Human rights and global diversity: Basic ethics in action is a book by Robert Paul Churchill. It was published by Routledge in 2006. (Note: Not be confused with a different book of the same title by Simon Caney and Peter Jones, published in 2001 by Psychology Press.)

==Overview==
The book serves as a resource for educators in different disciplines and culturally diverse schools. It provides a solid foundation and defense of universal human rights, addressing challenges and counter-arguments across three chapters. The structure covers reasoning about human rights as a practice, debates over the universality of human rights, and cross-cultural negotiations over human rights norms. Churchill comprehensively analyzes arguments against universal human rights, explaining why they fail. The book presents and discusses the arguments of various theorists, including Dworkin, Donnelly, and Gewirth, as well as Muslim scholars like Al-Na’im and Othman. Churchill sheds light on crucial issues surrounding human rights and emphasizes their inherent nature for all individuals. The accessible text defends human rights as truly universal, reconciling them with cultural diversity and showcasing the absence of contradiction between human rights norms and cultural values.

The book is divided into three chapters and two appendices:

1. Reasoning about Human Rights
2. Debating the Universality of Human Rights
3. Human Rights and Cross Cultural Negotiations
- Appendices:
  - A. Human Rights Treaties and Covenants
  - B. Human Rights NGOs

==Reception==
Kristina Andrews praised the book as an invaluable resource for educators in culturally diverse schools. She commended Churchill for providing a solid foundation and defense of universal human rights, addressing challenges and counter-arguments. Andrews highlighted the book's structure with three chapters, covering reasoning about human rights, debating universality, and cross-cultural negotiations. She appreciated Churchill's comprehensive analysis of various arguments against universal human rights, ultimately asserting their universality. Andrews noted the book's strength in revealing the complexities and challenges of human rights and diversity, emphasizing the inherent nature of human rights for all individuals. Despite potential biases, she saw the book as shedding light on crucial issues surrounding human rights.

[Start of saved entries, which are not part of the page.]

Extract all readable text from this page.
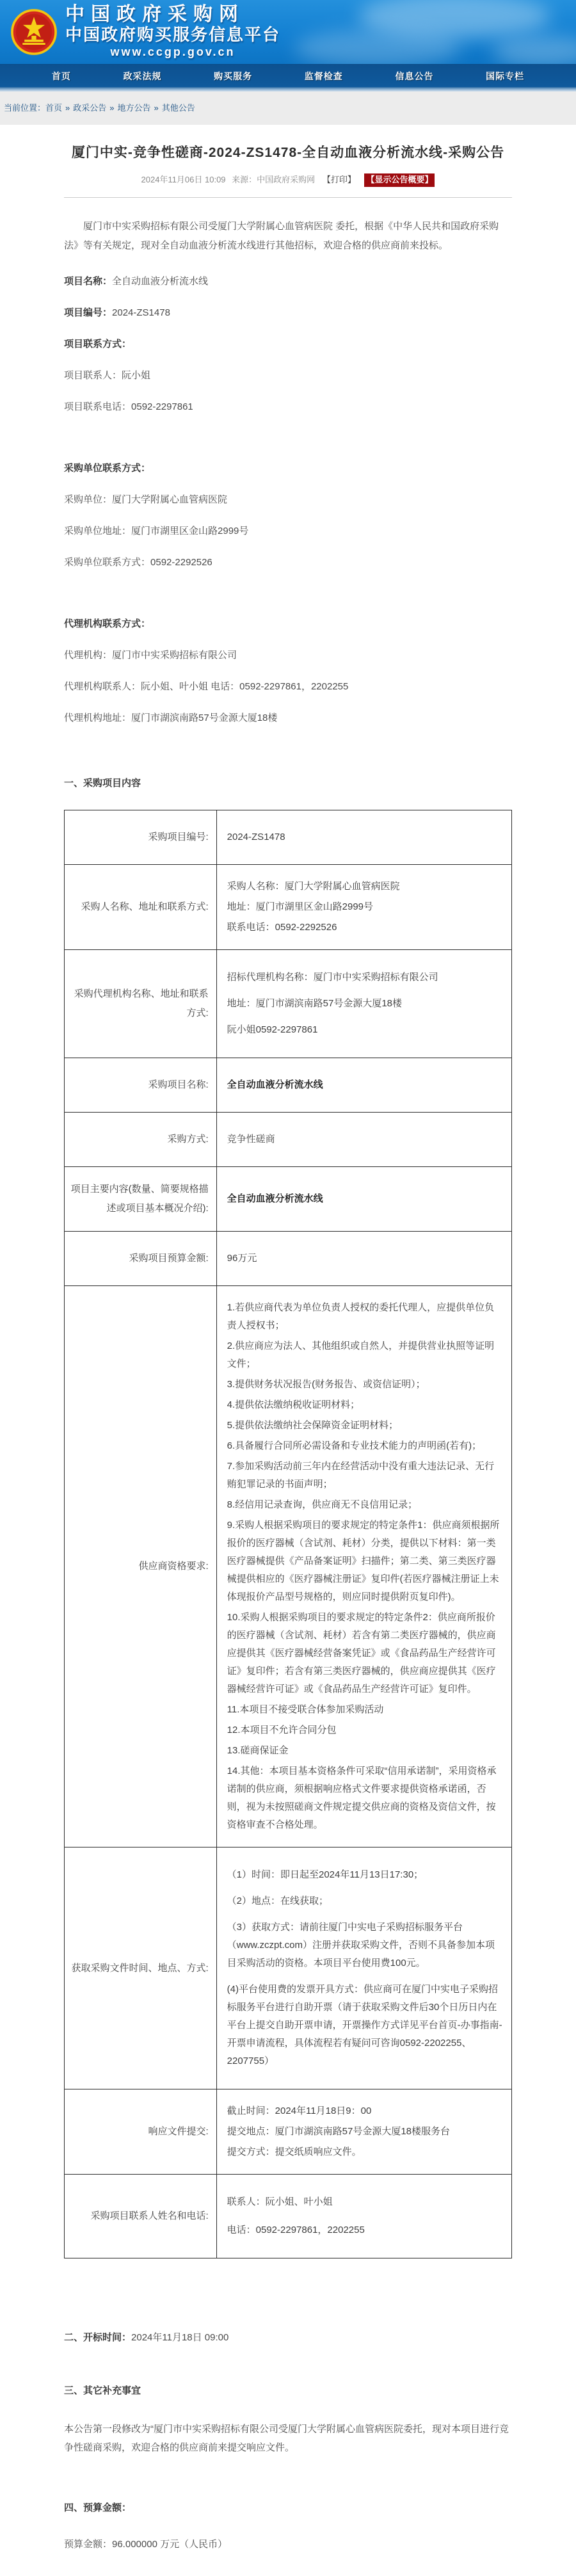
中国政府采购网
中国政府购买服务信息平台
www.ccgp.gov.cn
首页	政采法规	购买服务	监督检查	信息公告	国际专栏
当前位置：首页 » 政采公告 » 地方公告 » 其他公告
厦门中实-竞争性磋商-2024-ZS1478-全自动血液分析流水线-采购公告
2024年11月06日 10:09 来源：中国政府采购网 【打印】 【显示公告概要】

厦门市中实采购招标有限公司受厦门大学附属心血管病医院 委托，根据《中华人民共和国政府采购法》等有关规定，现对全自动血液分析流水线进行其他招标，欢迎合格的供应商前来投标。

项目名称：全自动血液分析流水线
项目编号：2024-ZS1478
项目联系方式：
项目联系人：阮小姐
项目联系电话：0592-2297861
采购单位联系方式：
采购单位：厦门大学附属心血管病医院
采购单位地址：厦门市湖里区金山路2999号
采购单位联系方式：0592-2292526
代理机构联系方式：
代理机构：厦门市中实采购招标有限公司
代理机构联系人：阮小姐、叶小姐 电话：0592-2297861，2202255
代理机构地址：厦门市湖滨南路57号金源大厦18楼
一、采购项目内容
采购项目编号:	2024-ZS1478

采购人名称、地址和联系方式:	采购人名称：厦门大学附属心血管病医院

地址：厦门市湖里区金山路2999号

联系电话：0592-2292526

采购代理机构名称、地址和联系方式:	招标代理机构名称：厦门市中实采购招标有限公司

地址：厦门市湖滨南路57号金源大厦18楼

阮小姐0592-2297861

采购项目名称:	全自动血液分析流水线

采购方式:	竞争性磋商

项目主要内容(数量、简要规格描述或项目基本概况介绍):	全自动血液分析流水线

采购项目预算金额:	96万元

供应商资格要求:	

1.若供应商代表为单位负责人授权的委托代理人，应提供单位负责人授权书；

2.供应商应为法人、其他组织或自然人，并提供营业执照等证明文件；

3.提供财务状况报告(财务报告、或资信证明）；

4.提供依法缴纳税收证明材料；

5.提供依法缴纳社会保障资金证明材料；

6.具备履行合同所必需设备和专业技术能力的声明函(若有)；

7.参加采购活动前三年内在经营活动中没有重大违法记录、无行贿犯罪记录的书面声明；

8.经信用记录查询，供应商无不良信用记录；

9.采购人根据采购项目的要求规定的特定条件1：供应商须根据所报价的医疗器械（含试剂、耗材）分类，提供以下材料：第一类医疗器械提供《产品备案证明》扫描件；第二类、第三类医疗器械提供相应的《医疗器械注册证》复印件(若医疗器械注册证上未体现报价产品型号规格的，则应同时提供附页复印件)。

10.采购人根据采购项目的要求规定的特定条件2：供应商所报价的医疗器械（含试剂、耗材）若含有第二类医疗器械的，供应商应提供其《医疗器械经营备案凭证》或《食品药品生产经营许可证》复印件；若含有第三类医疗器械的，供应商应提供其《医疗器械经营许可证》或《食品药品生产经营许可证》复印件。

11.本项目不接受联合体参加采购活动

12.本项目不允许合同分包

13.磋商保证金

14.其他：本项目基本资格条件可采取“信用承诺制”，采用资格承诺制的供应商，须根据响应格式文件要求提供资格承诺函，否则，视为未按照磋商文件规定提交供应商的资格及资信文件，按资格审查不合格处理。

获取采购文件时间、地点、方式:	（1）时间：即日起至2024年11月13日17:30；

（2）地点：在线获取；

（3）获取方式：请前往厦门中实电子采购招标服务平台（www.zczpt.com）注册并获取采购文件，否则不具备参加本项目采购活动的资格。本项目平台使用费100元。

(4)平台使用费的发票开具方式：供应商可在厦门中实电子采购招标服务平台进行自助开票（请于获取采购文件后30个日历日内在平台上提交自助开票申请，开票操作方式详见平台首页-办事指南-开票申请流程，具体流程若有疑问可咨询0592-2202255、2207755）

响应文件提交:	截止时间：2024年11月18日9：00

提交地点：厦门市湖滨南路57号金源大厦18楼服务台

提交方式：提交纸质响应文件。

采购项目联系人姓名和电话:	联系人：阮小姐、叶小姐

电话：0592-2297861，2202255

二、开标时间：2024年11月18日 09:00
三、其它补充事宜

本公告第一段修改为“厦门市中实采购招标有限公司受厦门大学附属心血管病医院委托，现对本项目进行竞争性磋商采购，欢迎合格的供应商前来提交响应文件。

四、预算金额：
预算金额：96.000000 万元（人民币）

Edward Eugene Kleist found the book to be a well-organized and suitable resource for undergraduate courses. Kleist appreciated Churchill's analysis of philosophical concepts and the integration of various theorists' arguments. Kleist commended the discussion on negotiating human rights strategies but criticized the weakest one (The fourth strategy, “worldview integration,” proposed by Michael Boylan) as a personal moral project. He considered the book appropriately short and organized, focusing on sympathetic readers of human rights rhetoric but suggested a need for a more extensive work to address larger ethical and political-theoretical issues.